University staff strike to protest pension costs

University staff strike to protest pension costs


The winter academic semester drew to an early close for some students this year as staff from 60 universities joined nationwide strikes to protest rising pension costs and declining pay and working conditions.

The University and College Union (UCU) coordinated an eight-day strike action from Monday 25th November to Wednesday 4th December. The trade union first balloted for the action in September after a report revealed staff were paying increasingly more for their pension but losing tens of thousands of pounds in retirement because of changes to the Universities Superannuation Scheme (USS).

In the ballot regarding these changes to private pension schemes, 79% of UCU members backed strike action, while 74% of polled members backed strike action in the ballot on pay, casualisation, equality and workloads.

University staff strike to protest pension costs UCU general secretary Jo Grady: “It is incredibly frustrating that the employers won’t deal with all the issues at the heart of this dispute.

“Universities cannot simply ignore the pay element, and if they continue to do so then staff will continue to strike.”

More than 40,000 academic staff including lecturers, researchers, technicians and librarians took part in the strike, and 3,500 joined the union in the three weeks since the action was announced.

The universities affected include many of the most prestigious in the UK, including Oxford, Durham, University College London, Edinburgh and Cambridge.

Ms Grady said: “We have been receiving news of solid support for the strikes across the UK. That support sends a clear message to universities that staff will not settle for pay cuts, increased pension costs or deteriorating conditions.”

She said universities were given plenty of notice about the strikes but showed no urgency in their response to the underlying issues at the heart of the movement.

The union criticised “out of touch” vice-chancellors who had enjoyed huge salary increases and free accommodation while claiming minor expenses.

UCU members continued to engage in ‘actions short of a strike’ once the strike was over, such as working strictly to contract, not covering for absent colleagues and refusing to reschedule lectures lost to strike action.

UCU’s Scotland official Mary Senior said: “Strike action is always the last resort, but universities’ refusal to deal with the key issues of increased pension costs, pay and working conditions leave no alternative.
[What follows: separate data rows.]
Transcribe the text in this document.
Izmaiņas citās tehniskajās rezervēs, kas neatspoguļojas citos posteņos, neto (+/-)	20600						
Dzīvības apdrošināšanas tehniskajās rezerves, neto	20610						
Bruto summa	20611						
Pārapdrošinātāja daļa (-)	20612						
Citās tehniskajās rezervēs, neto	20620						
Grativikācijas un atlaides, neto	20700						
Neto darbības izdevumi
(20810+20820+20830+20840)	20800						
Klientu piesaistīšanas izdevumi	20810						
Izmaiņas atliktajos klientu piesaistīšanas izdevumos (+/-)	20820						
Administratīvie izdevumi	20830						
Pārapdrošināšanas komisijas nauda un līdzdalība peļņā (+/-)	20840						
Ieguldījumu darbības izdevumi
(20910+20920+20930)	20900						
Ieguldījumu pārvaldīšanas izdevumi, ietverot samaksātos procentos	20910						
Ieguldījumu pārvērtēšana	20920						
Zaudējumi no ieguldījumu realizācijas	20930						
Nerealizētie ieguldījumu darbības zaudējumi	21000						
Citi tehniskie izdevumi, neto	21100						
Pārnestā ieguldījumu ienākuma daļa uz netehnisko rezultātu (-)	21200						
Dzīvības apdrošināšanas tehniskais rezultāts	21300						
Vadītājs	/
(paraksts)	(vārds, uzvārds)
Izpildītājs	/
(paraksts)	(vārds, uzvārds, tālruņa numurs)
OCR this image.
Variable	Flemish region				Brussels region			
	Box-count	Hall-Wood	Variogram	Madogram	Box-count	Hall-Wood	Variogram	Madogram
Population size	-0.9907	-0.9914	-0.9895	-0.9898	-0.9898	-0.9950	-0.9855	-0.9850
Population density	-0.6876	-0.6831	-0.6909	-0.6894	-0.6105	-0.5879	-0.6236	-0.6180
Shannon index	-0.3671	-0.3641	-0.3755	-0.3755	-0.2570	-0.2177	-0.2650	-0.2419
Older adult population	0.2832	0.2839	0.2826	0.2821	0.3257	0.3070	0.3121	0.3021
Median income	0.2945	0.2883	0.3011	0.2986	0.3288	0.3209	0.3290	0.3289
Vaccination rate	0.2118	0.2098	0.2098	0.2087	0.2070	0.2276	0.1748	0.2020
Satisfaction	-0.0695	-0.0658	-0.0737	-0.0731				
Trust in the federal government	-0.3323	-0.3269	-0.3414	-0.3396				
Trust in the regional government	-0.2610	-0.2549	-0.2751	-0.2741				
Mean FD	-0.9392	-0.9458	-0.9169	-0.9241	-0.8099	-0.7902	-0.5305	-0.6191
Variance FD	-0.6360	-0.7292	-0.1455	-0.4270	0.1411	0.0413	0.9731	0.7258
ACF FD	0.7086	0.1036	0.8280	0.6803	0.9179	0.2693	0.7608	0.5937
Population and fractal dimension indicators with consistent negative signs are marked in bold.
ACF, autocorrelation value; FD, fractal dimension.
“It is unbelievable that universities have not done more to work with us to try and find a way to resolve these disputes.”

Many students stood in solidarity with their teachers at picket lines despite forceful tactics employed by the institutions to prevent student involvement.

The University of Liverpool was particularly criticised after it reportedly told international students they risked jeopardising their visas if they chose not to cross picket lines to attend classes.

A report published in November by the Universities and Colleges Employers Association found that half of all academics were working on temporary contracts and staff pay had dropped by 17% since 2009.

The strike marked the second round of widespread industrial action at universities in less than two years, and the union has already warned that further waves of strike action could follow in the new year.